Thursday, October 27 2016
We have many interesting and unusual things in the Heritage & Education Centre (HEC) Archive but for me the clear favourites are the two very large, leather bound volumes presented to Bernard Waymouth, then Secretary of LR, in 1884, by the staff in thanks for him setting up the Society’s first Pension Fund.

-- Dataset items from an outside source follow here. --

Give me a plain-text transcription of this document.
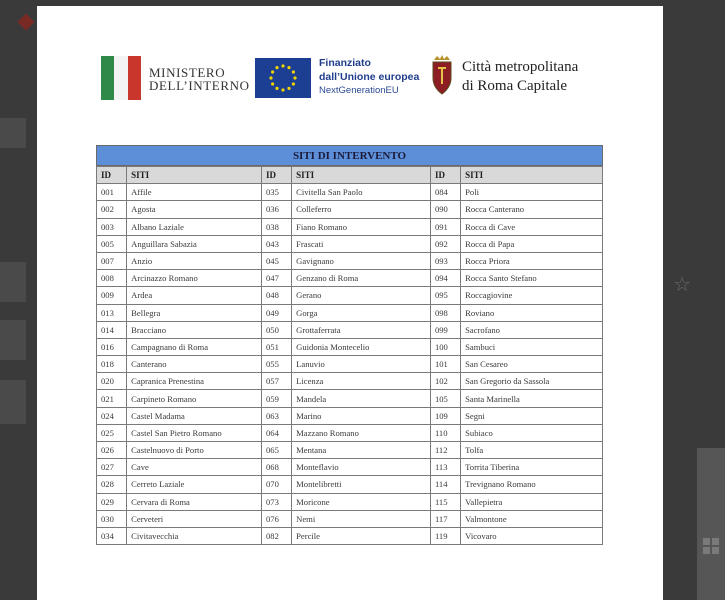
☆
MINISTERO
DELL’INTERNO
Finanziato
dall’Unione europea
NextGenerationEU
Città metropolitana
di Roma Capitale
SITI DI INTERVENTO
ID	SITI	ID	SITI	ID	SITI
001	Affile	035	Civitella San Paolo	084	Poli
002	Agosta	036	Colleferro	090	Rocca Canterano
003	Albano Laziale	038	Fiano Romano	091	Rocca di Cave
005	Anguillara Sabazia	043	Frascati	092	Rocca di Papa
007	Anzio	045	Gavignano	093	Rocca Priora
008	Arcinazzo Romano	047	Genzano di Roma	094	Rocca Santo Stefano
009	Ardea	048	Gerano	095	Roccagiovine
013	Bellegra	049	Gorga	098	Roviano
014	Bracciano	050	Grottaferrata	099	Sacrofano
016	Campagnano di Roma	051	Guidonia Montecelio	100	Sambuci
018	Canterano	055	Lanuvio	101	San Cesareo
020	Capranica Prenestina	057	Licenza	102	San Gregorio da Sassola
021	Carpineto Romano	059	Mandela	105	Santa Marinella
024	Castel Madama	063	Marino	109	Segni
025	Castel San Pietro Romano	064	Mazzano Romano	110	Subiaco
026	Castelnuovo di Porto	065	Mentana	112	Tolfa
027	Cave	068	Monteflavio	113	Torrita Tiberina
028	Cerreto Laziale	070	Montelibretti	114	Trevignano Romano
029	Cervara di Roma	073	Moricone	115	Vallepietra
030	Cerveteri	076	Nemi	117	Valmontone
034	Civitavecchia	082	Percile	119	Vicovaro
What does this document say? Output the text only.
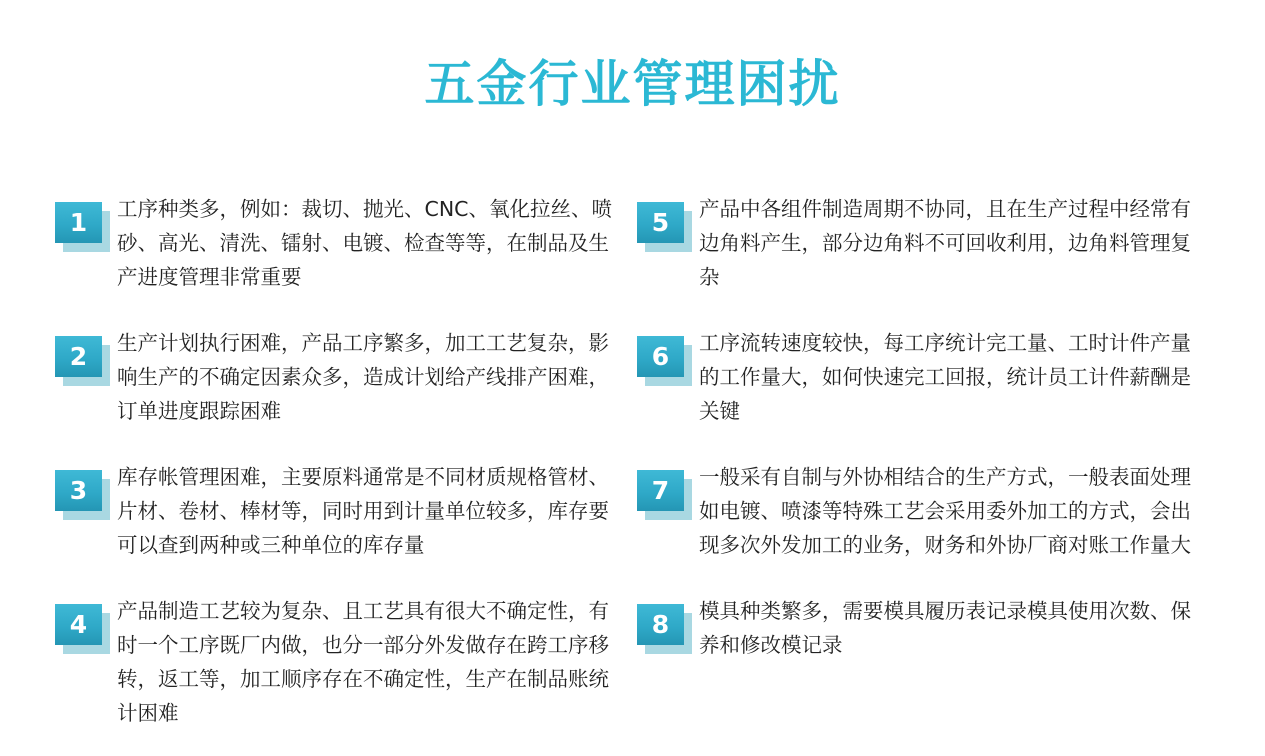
五金行业管理困扰
1	工序种类多，例如：裁切、抛光、CNC、氧化拉丝、喷砂、高光、清洗、镭射、电镀、检查等等，在制品及生产进度管理非常重要
2	生产计划执行困难，产品工序繁多，加工工艺复杂，影响生产的不确定因素众多，造成计划给产线排产困难，订单进度跟踪困难
3	库存帐管理困难，主要原料通常是不同材质规格管材、片材、卷材、棒材等，同时用到计量单位较多，库存要可以查到两种或三种单位的库存量
4	产品制造工艺较为复杂、且工艺具有很大不确定性，有时一个工序既厂内做，也分一部分外发做存在跨工序移转，返工等，加工顺序存在不确定性，生产在制品账统计困难
5	产品中各组件制造周期不协同，且在生产过程中经常有边角料产生，部分边角料不可回收利用，边角料管理复杂
6	工序流转速度较快，每工序统计完工量、工时计件产量的工作量大，如何快速完工回报，统计员工计件薪酬是关键
7	一般采有自制与外协相结合的生产方式，一般表面处理如电镀、喷漆等特殊工艺会采用委外加工的方式，会出现多次外发加工的业务，财务和外协厂商对账工作量大
8	模具种类繁多，需要模具履历表记录模具使用次数、保养和修改模记录
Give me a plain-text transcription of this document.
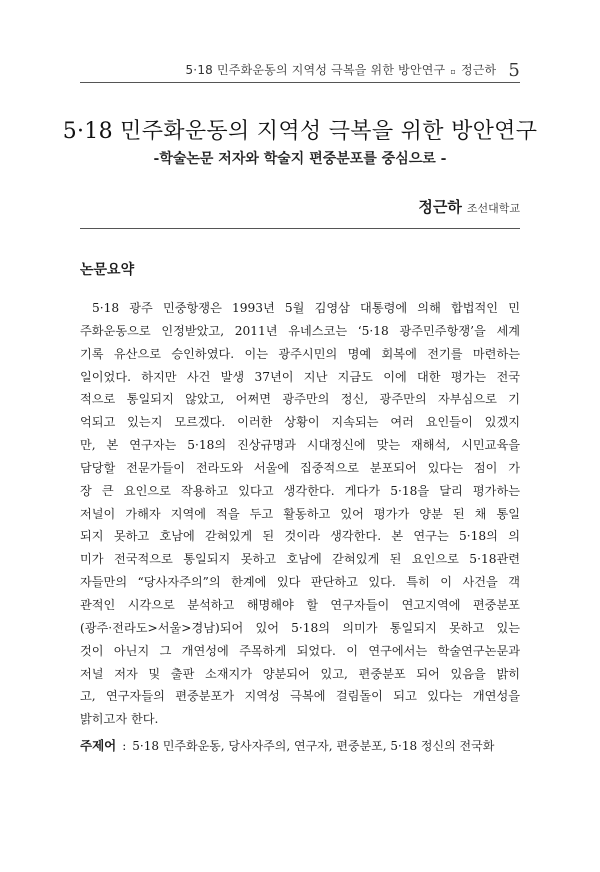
5·18 민주화운동의 지역성 극복을 위한 방안연구 ▫ 정근하 5
5·18 민주화운동의 지역성 극복을 위한 방안연구
-학술논문 저자와 학술지 편중분포를 중심으로 -
정근하 조선대학교
논문요약
5·18 광주 민중항쟁은 1993년 5월 김영삼 대통령에 의해 합법적인 민
주화운동으로 인정받았고, 2011년 유네스코는 ‘5·18 광주민주항쟁’을 세계
기록 유산으로 승인하였다. 이는 광주시민의 명예 회복에 전기를 마련하는
일이었다. 하지만 사건 발생 37년이 지난 지금도 이에 대한 평가는 전국
적으로 통일되지 않았고, 어쩌면 광주만의 정신, 광주만의 자부심으로 기
억되고 있는지 모르겠다. 이러한 상황이 지속되는 여러 요인들이 있겠지
만, 본 연구자는 5·18의 진상규명과 시대정신에 맞는 재해석, 시민교육을
담당할 전문가들이 전라도와 서울에 집중적으로 분포되어 있다는 점이 가
장 큰 요인으로 작용하고 있다고 생각한다. 게다가 5·18을 달리 평가하는
저널이 가해자 지역에 적을 두고 활동하고 있어 평가가 양분 된 채 통일
되지 못하고 호남에 갇혀있게 된 것이라 생각한다. 본 연구는 5·18의 의
미가 전국적으로 통일되지 못하고 호남에 갇혀있게 된 요인으로 5·18관련
자들만의 “당사자주의”의 한계에 있다 판단하고 있다. 특히 이 사건을 객
관적인 시각으로 분석하고 해명해야 할 연구자들이 연고지역에 편중분포
(광주·전라도>서울>경남)되어 있어 5·18의 의미가 통일되지 못하고 있는
것이 아닌지 그 개연성에 주목하게 되었다. 이 연구에서는 학술연구논문과
저널 저자 및 출판 소재지가 양분되어 있고, 편중분포 되어 있음을 밝히
고, 연구자들의 편중분포가 지역성 극복에 걸림돌이 되고 있다는 개연성을
밝히고자 한다.
주제어 : 5·18 민주화운동, 당사자주의, 연구자, 편중분포, 5·18 정신의 전국화
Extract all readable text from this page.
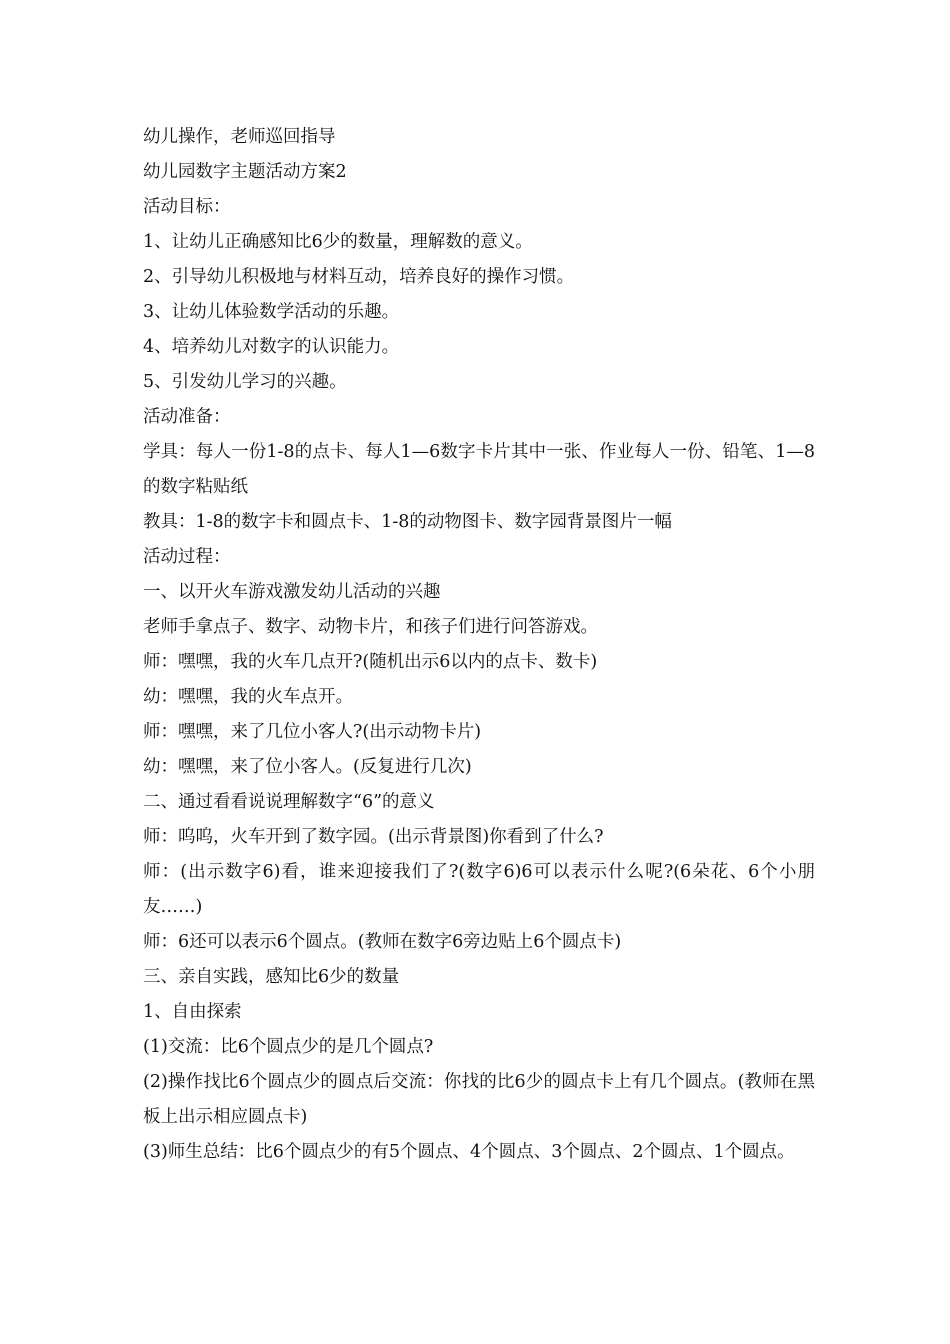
幼儿操作，老师巡回指导

幼儿园数字主题活动方案2

活动目标：

1、让幼儿正确感知比6少的数量，理解数的意义。

2、引导幼儿积极地与材料互动，培养良好的操作习惯。

3、让幼儿体验数学活动的乐趣。

4、培养幼儿对数字的认识能力。

5、引发幼儿学习的兴趣。

活动准备：

学具：每人一份1-8的点卡、每人1—6数字卡片其中一张、作业每人一份、铅笔、1—8的数字粘贴纸

教具：1-8的数字卡和圆点卡、1-8的动物图卡、数字园背景图片一幅

活动过程：

一、以开火车游戏激发幼儿活动的兴趣

老师手拿点子、数字、动物卡片，和孩子们进行问答游戏。

师：嘿嘿，我的火车几点开?(随机出示6以内的点卡、数卡)

幼：嘿嘿，我的火车点开。

师：嘿嘿，来了几位小客人?(出示动物卡片)

幼：嘿嘿，来了位小客人。(反复进行几次)

二、通过看看说说理解数字“6”的意义

师：呜呜，火车开到了数字园。(出示背景图)你看到了什么?

师：(出示数字6)看，谁来迎接我们了?(数字6)6可以表示什么呢?(6朵花、6个小朋友……)

师：6还可以表示6个圆点。(教师在数字6旁边贴上6个圆点卡)

三、亲自实践，感知比6少的数量

1、自由探索

(1)交流：比6个圆点少的是几个圆点?

(2)操作找比6个圆点少的圆点后交流：你找的比6少的圆点卡上有几个圆点。(教师在黑板上出示相应圆点卡)

(3)师生总结：比6个圆点少的有5个圆点、4个圆点、3个圆点、2个圆点、1个圆点。
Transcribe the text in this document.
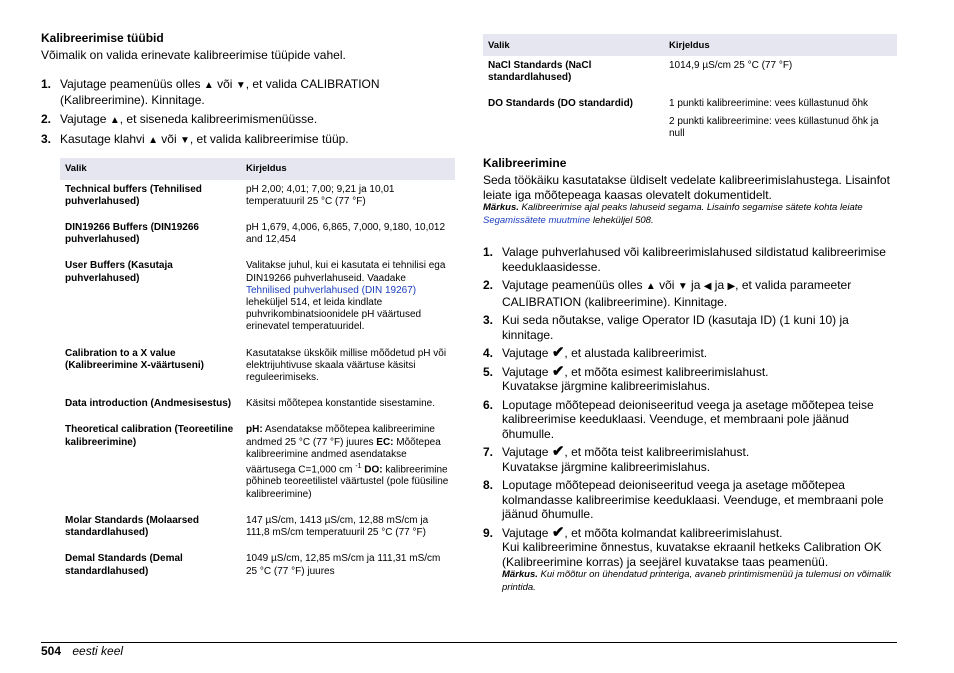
Kalibreerimise tüübid

Võimalik on valida erinevate kalibreerimise tüüpide vahel.

1. Vajutage peamenüüs olles ▲ või ▼, et valida CALIBRATION (Kalibreerimine). Kinnitage.
2. Vajutage ▲, et siseneda kalibreerimismenüüsse.
3. Kasutage klahvi ▲ või ▼, et valida kalibreerimise tüüp.
Valik	Kirjeldus
Technical buffers (Tehnilised puhverlahused)	pH 2,00; 4,01; 7,00; 9,21 ja 10,01 temperatuuril 25 °C (77 °F)
DIN19266 Buffers (DIN19266 puhverlahused)	pH 1,679, 4,006, 6,865, 7,000, 9,180, 10,012 and 12,454
User Buffers (Kasutaja puhverlahused)	Valitakse juhul, kui ei kasutata ei tehnilisi ega DIN19266 puhverlahuseid. Vaadake Tehnilised puhverlahused (DIN 19267) leheküljel 514, et leida kindlate puhvrikombinatsioonidele pH väärtused erinevatel temperatuuridel.
Calibration to a X value (Kalibreerimine X-väärtuseni)	Kasutatakse ükskõik millise mõõdetud pH või elektrijuhtivuse skaala väärtuse käsitsi reguleerimiseks.
Data introduction (Andmesisestus)	Käsitsi mõõtepea konstantide sisestamine.
Theoretical calibration (Teoreetiline kalibreerimine)	pH: Asendatakse mõõtepea kalibreerimine andmed 25 °C (77 °F) juures EC: Mõõtepea kalibreerimine andmed asendatakse väärtusega C=1,000 cm $^{-1}$ DO: kalibreerimine põhineb teoreetilistel väärtustel (pole füüsiline kalibreerimine)
Molar Standards (Molaarsed standardlahused)	147 µS/cm, 1413 µS/cm, 12,88 mS/cm ja 111,8 mS/cm temperatuuril 25 °C (77 °F)
Demal Standards (Demal standardlahused)	1049 µS/cm, 12,85 mS/cm ja 111,31 mS/cm 25 °C (77 °F) juures
Valik	Kirjeldus
NaCl Standards (NaCl standardlahused)	1014,9 µS/cm 25 °C (77 °F)
DO Standards (DO standardid)	1 punkti kalibreerimine: vees küllastunud õhk
2 punkti kalibreerimine: vees küllastunud õhk ja null
Kalibreerimine

Seda töökäiku kasutatakse üldiselt vedelate kalibreerimislahustega. Lisainfot leiate iga mõõtepeaga kaasas olevatelt dokumentidelt.

Märkus. Kalibreerimise ajal peaks lahuseid segama. Lisainfo segamise sätete kohta leiate Segamissätete muutmine leheküljel 508.

1. Valage puhverlahused või kalibreerimislahused sildistatud kalibreerimise keeduklaasidesse.
2. Vajutage peamenüüs olles ▲ või ▼ ja ◀ ja ▶, et valida parameeter CALIBRATION (kalibreerimine). Kinnitage.
3. Kui seda nõutakse, valige Operator ID (kasutaja ID) (1 kuni 10) ja kinnitage.
4. Vajutage ✔, et alustada kalibreerimist.
5. Vajutage ✔, et mõõta esimest kalibreerimislahust.
Kuvatakse järgmine kalibreerimislahus.
6. Loputage mõõtepead deioniseeritud veega ja asetage mõõtepea teise kalibreerimise keeduklaasi. Veenduge, et membraani pole jäänud õhumulle.
7. Vajutage ✔, et mõõta teist kalibreerimislahust.
Kuvatakse järgmine kalibreerimislahus.
8. Loputage mõõtepead deioniseeritud veega ja asetage mõõtepea kolmandasse kalibreerimise keeduklaasi. Veenduge, et membraani pole jäänud õhumulle.
9. Vajutage ✔, et mõõta kolmandat kalibreerimislahust.
Kui kalibreerimine õnnestus, kuvatakse ekraanil hetkeks Calibration OK (Kalibreerimine korras) ja seejärel kuvatakse taas peamenüü.
Märkus. Kui mõõtur on ühendatud printeriga, avaneb printimismenüü ja tulemusi on võimalik printida.
504 eesti keel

The first volume contains the photographs and signatures of more than 130 exclusive surveyors and clerks employed at that time. It also contains 6 pages of original pen and ink drawings of ships and river scenes by Assistant to the Chief Surveyor, Harry Cornish, who became Chief Ship Surveyor in 1900. The second volume is entirely made up of Cornish’s artwork. There are 36 pages depicting the 46 outports where LR was then based, ranging from London to Prince Edward Island, each page signed by the outport’s surveyors. Each place is depicted by its coat of arms, drawn and embellished by Cornish with references to LR’s work and the sea such as sailing ships and steamers, ships under construction, mermaids, sea sirens, fish, seaweed, shells and seagulls. Some of the outports were picked out for special treatment, for example Liverpool has a charming pen and ink drawing of the Mersey ferry, while the page for Renfrew, Paisley, Dumbarton and Rutherglen has two drawings of a steel mill. The page for the London clerks has letters tumbling through a letter box and an ink pot surrounded by ink splodges.
Through contact with Harry Cornish’s descendants we know that Harry carried a notebook with him everywhere, and doodled in every spare moment. The notebooks reveal his first drafts for some of the artistic embellishments found in the presentation volumes such as the lions that appear on the page for Barrow, Belfast and Rotterdam.